Geheime Informationen und Technologie
Die Vereinigten Staaten und das Vereinigte Königreich äußern zunehmende Besorgnis darüber, dass Russland geheime Informationen und Technologien mit Iran teilt. Diese Kooperation könnte Iran näher an die Fähigkeit bringen, Atomwaffen zu entwickeln. Im Gegenzug liefert Teheran ballistische Raketen an Moskau für den Krieg in der Ukraine.
Erhöhte Zusammenarbeit
Laut westlichen Beamten, die anonym bleiben möchten, hat der Kreml in den letzten Monaten seine Zusammenarbeit mit Iran in Bezug auf dessen Ambitionen zur Erlangung von Atomwaffen verstärkt. Diese Entwicklung wurde in dieser Woche von US- und UK-Vertretern in Washington erörtert, während der britische Premierminister Keir Starmer Präsident Joe Biden zu einem strategischen Treffen über Außenpolitik traf.
Militärische Beziehungen
Die Beamten beschrieben die Situation als besorgniserregend und als eine Eskalation der militärischen Beziehungen zwischen Russland und Iran. Die russische Außenministeriums, die iranische Botschaft bei der Internationalen Atomenergiebehörde in Wien und der Nationale Sicherheitsrat der USA haben auf Anfragen um Stellungnahme nicht reagiert.

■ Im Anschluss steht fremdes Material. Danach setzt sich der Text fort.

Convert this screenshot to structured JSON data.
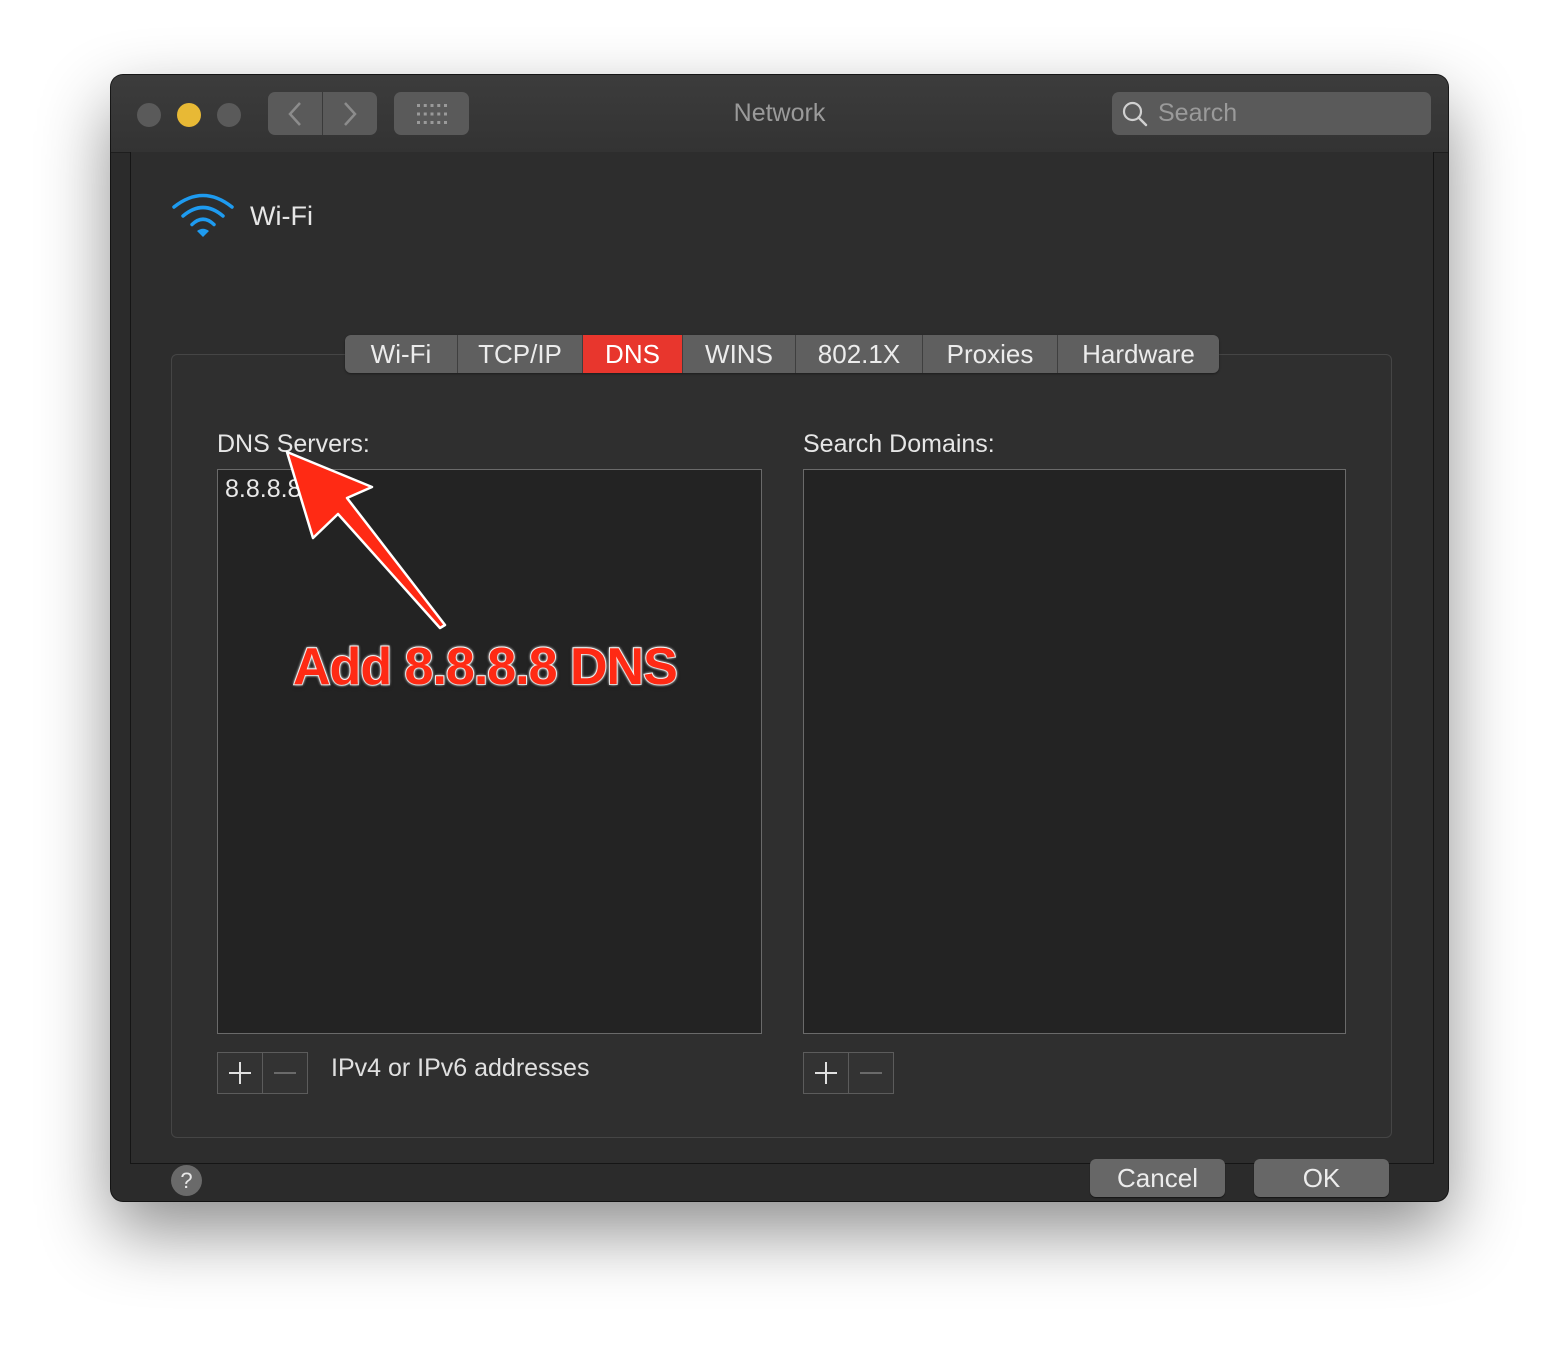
{
  "window": {
    "title": "Network",
    "search_placeholder": "Search"
  },
  "interface": {
    "name": "Wi-Fi"
  },
  "tabs": [
    {
      "label": "Wi-Fi",
      "active": false
    },
    {
      "label": "TCP/IP",
      "active": false
    },
    {
      "label": "DNS",
      "active": true
    },
    {
      "label": "WINS",
      "active": false
    },
    {
      "label": "802.1X",
      "active": false
    },
    {
      "label": "Proxies",
      "active": false
    },
    {
      "label": "Hardware",
      "active": false
    }
  ],
  "dns": {
    "servers_label": "DNS Servers:",
    "servers": [
      "8.8.8.8"
    ],
    "hint": "IPv4 or IPv6 addresses",
    "search_domains_label": "Search Domains:",
    "search_domains": []
  },
  "buttons": {
    "help": "?",
    "cancel": "Cancel",
    "ok": "OK"
  },
  "annotation": {
    "text": "Add 8.8.8.8 DNS",
    "color": "#ff2a14"
  },
  "colors": {
    "active_tab": "#e8362d",
    "minimize": "#e8b935",
    "wifi_icon": "#1e9bf0"
  },
  "icons": {
    "back": "chevron-left-icon",
    "forward": "chevron-right-icon",
    "show_all": "grid-icon",
    "search": "magnifier-icon",
    "wifi": "wifi-icon",
    "add": "plus-icon",
    "remove": "minus-icon",
    "help": "question-icon"
  }
}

Austausch von Technologien
US-Außenminister Antony Blinken deutete während einer Pressekonferenz in London an, dass Russland Nukleartechnologie mit Teheran austauscht. Er erwähnte, dass Moskau eine Lieferung von Irans Fath-360-Raketen erhalten habe. Blinken erklärte: „Russland teilt Technologien, die Iran sucht – dies ist eine wechselseitige Beziehung – einschließlich nuklearer Themen sowie einiger Informationen im Bereich Raumfahrt.“
Irans Position
Iran betont, dass es nicht beabsichtigt, Atomwaffen zu produzieren. Dennoch gibt es wachsende Bedenken, dass das Land in Reaktion auf steigende Spannungen mit Israel in der Lage sein könnte, solche Waffen zu entwickeln. Ein hochrangiger iranischer General äußerte im April, dass die Islamische Republik ihre nukleare Doktrin überdenken könnte, falls Israel ihre Atomanlagen angreift. Diese Äußerungen wurden als Warnung interpretiert, dass Iran möglicherweise an der Entwicklung eines Sprengkopfes interessiert sein könnte, obwohl es lange betont hat, dass seine atomaren Fähigkeiten nur zivilen Zwecken dienen.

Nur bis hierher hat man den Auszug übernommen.